The gathering of aerospace and defense companies will feature each company announcing major moves and orders for new airplanes.
For Airbus, much of the attention will be focused on the company's new A350 XWB, which made its first flight Friday.
Boeing will be countering with the expected announcement it will launch a third, larger edition of 787 Dreamliner.
As is almost always the case, both companies will go to great lengths at the air show to sell the idea their company is winning orders and taking business away from their competitor.
Two Companies Soaring
This year the Paris Air Show comes at a time when both Airbus and Boeing are riding high.
In fact, it's fair to say each company is in the best shape they've ever been in financially.
Both are growing earnings and order books thanks to a global boom in demand for new fuel, efficient planes. Order backlogs for most of the planes built by Boeing and Airbus stretch for years, and in some cases until the end of the decade.
In the historically boom and bust cycle of commercial aviation, Boeing and Airbus are enjoying an upswing some believe could last until the middle of this decade.
Against that backdrop, each company will be justified in saying they see strong prospects for their planes and their businesses.
Beyond the Big Orders
While Boeing and Airbus will gain plenty of headlines announcing big orders from airlines around the world, the real question is how successful each company is at boosting profit margins, and squeezing efficiency out of their manufacturing plants.

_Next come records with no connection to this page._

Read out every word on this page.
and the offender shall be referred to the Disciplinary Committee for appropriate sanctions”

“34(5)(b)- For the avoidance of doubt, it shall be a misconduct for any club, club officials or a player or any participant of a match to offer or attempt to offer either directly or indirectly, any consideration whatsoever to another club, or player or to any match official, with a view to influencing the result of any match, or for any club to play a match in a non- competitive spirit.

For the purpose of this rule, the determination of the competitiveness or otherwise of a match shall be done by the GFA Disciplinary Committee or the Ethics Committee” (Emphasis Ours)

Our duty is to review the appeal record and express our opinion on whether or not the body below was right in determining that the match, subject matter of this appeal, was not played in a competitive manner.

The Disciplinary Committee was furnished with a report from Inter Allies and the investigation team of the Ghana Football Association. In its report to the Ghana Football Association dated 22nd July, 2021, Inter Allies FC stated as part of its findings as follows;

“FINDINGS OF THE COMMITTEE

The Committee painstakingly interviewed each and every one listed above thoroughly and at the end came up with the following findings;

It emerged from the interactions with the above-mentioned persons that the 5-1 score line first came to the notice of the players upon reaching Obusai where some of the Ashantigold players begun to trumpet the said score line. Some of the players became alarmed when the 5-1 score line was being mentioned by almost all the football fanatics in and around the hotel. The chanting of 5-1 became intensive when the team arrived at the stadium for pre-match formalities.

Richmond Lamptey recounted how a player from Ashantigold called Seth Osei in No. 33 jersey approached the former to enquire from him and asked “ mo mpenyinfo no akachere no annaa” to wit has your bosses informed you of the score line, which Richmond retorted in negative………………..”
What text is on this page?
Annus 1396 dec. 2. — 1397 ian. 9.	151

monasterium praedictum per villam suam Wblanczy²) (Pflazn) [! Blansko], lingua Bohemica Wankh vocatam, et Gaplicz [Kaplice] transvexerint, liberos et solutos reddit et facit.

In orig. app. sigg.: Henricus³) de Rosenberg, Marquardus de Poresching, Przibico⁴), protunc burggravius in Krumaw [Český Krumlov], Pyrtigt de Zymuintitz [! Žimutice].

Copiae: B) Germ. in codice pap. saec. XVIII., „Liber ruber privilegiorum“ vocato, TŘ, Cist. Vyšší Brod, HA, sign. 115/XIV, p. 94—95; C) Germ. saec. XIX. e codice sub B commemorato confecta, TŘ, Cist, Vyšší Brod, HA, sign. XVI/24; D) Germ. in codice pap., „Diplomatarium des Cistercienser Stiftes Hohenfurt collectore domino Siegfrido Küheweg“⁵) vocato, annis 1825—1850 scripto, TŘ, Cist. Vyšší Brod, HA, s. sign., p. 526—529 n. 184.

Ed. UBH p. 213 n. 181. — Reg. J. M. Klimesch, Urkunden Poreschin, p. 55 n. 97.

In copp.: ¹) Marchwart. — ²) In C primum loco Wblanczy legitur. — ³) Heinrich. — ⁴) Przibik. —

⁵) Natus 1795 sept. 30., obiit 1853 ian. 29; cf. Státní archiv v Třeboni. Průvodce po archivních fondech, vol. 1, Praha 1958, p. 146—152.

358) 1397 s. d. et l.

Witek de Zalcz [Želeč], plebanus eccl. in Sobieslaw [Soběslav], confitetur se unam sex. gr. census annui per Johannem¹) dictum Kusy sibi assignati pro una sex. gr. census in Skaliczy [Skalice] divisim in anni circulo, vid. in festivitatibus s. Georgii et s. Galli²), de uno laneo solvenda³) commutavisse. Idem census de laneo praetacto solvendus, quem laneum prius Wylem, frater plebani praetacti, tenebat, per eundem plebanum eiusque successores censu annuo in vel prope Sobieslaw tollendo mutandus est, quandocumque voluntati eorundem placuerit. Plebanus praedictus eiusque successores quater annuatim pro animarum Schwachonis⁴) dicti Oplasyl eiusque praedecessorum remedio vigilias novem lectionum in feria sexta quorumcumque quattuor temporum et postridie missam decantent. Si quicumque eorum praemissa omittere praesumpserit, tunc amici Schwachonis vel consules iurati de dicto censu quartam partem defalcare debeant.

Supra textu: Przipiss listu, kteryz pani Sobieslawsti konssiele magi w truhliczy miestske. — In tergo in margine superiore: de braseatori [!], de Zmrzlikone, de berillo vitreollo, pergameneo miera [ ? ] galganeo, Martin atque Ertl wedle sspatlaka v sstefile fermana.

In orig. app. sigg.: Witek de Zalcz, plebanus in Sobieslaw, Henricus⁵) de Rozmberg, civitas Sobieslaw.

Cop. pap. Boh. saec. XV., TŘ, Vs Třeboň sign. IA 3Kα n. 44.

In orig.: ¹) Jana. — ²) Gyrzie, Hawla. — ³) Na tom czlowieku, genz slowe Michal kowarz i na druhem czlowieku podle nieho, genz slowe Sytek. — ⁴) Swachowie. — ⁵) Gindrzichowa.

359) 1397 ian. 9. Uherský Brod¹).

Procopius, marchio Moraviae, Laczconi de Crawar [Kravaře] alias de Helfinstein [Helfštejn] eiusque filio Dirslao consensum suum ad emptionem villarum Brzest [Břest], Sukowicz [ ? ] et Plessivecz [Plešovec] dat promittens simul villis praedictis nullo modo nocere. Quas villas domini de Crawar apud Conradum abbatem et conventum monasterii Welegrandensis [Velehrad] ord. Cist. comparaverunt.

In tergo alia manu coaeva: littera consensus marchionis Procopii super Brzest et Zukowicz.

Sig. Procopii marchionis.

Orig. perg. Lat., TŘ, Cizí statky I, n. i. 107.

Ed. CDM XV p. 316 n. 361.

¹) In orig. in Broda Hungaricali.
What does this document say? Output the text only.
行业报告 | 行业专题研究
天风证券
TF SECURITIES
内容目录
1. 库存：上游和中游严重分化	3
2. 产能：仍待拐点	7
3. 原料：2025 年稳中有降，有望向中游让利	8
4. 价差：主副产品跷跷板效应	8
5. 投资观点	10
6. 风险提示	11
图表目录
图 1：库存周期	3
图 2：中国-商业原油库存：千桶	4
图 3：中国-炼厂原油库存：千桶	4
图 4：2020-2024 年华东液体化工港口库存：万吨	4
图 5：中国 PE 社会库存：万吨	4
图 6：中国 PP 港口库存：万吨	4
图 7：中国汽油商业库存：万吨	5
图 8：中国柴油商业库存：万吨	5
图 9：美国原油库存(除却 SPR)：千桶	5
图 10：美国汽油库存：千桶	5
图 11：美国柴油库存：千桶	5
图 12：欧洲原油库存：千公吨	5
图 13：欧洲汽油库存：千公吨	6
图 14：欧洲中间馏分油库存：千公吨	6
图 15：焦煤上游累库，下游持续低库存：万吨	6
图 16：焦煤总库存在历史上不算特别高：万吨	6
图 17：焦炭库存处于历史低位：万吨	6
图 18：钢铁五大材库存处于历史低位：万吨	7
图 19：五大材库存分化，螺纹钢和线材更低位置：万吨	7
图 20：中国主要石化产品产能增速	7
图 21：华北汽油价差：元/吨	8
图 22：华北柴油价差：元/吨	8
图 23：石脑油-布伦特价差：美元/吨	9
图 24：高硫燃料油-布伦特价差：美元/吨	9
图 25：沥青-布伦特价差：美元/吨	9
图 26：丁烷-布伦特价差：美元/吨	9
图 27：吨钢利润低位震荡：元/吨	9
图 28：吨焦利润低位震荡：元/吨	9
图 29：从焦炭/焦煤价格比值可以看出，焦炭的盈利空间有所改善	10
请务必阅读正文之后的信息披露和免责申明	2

That story that gets far less attention, but is by far the most critical challenge facing the companies.
Airbus has improved in recent years stripping out inefficiencies in its production lines.
For its part, Boeing has said its profit margins need to increase and it believes that will happen as it ramps up production of the 787.
But for each company, it is the launch and delivery of new models that will determine their success in 2014 and beyond.
After the numerous and costly delays, not to mention an FAA mandated grounding of the Dreamliner, Boeing is focused on avoiding similar problems with the 737MAX.
Airbus is now on the clock with the A350 XWB which is scheduled for first delivery late next year.
So while you may see headlines about new orders and new planes coming out of the Paris Air Show, the story is how these two aviation giants are doing back at the plants where the planes are built.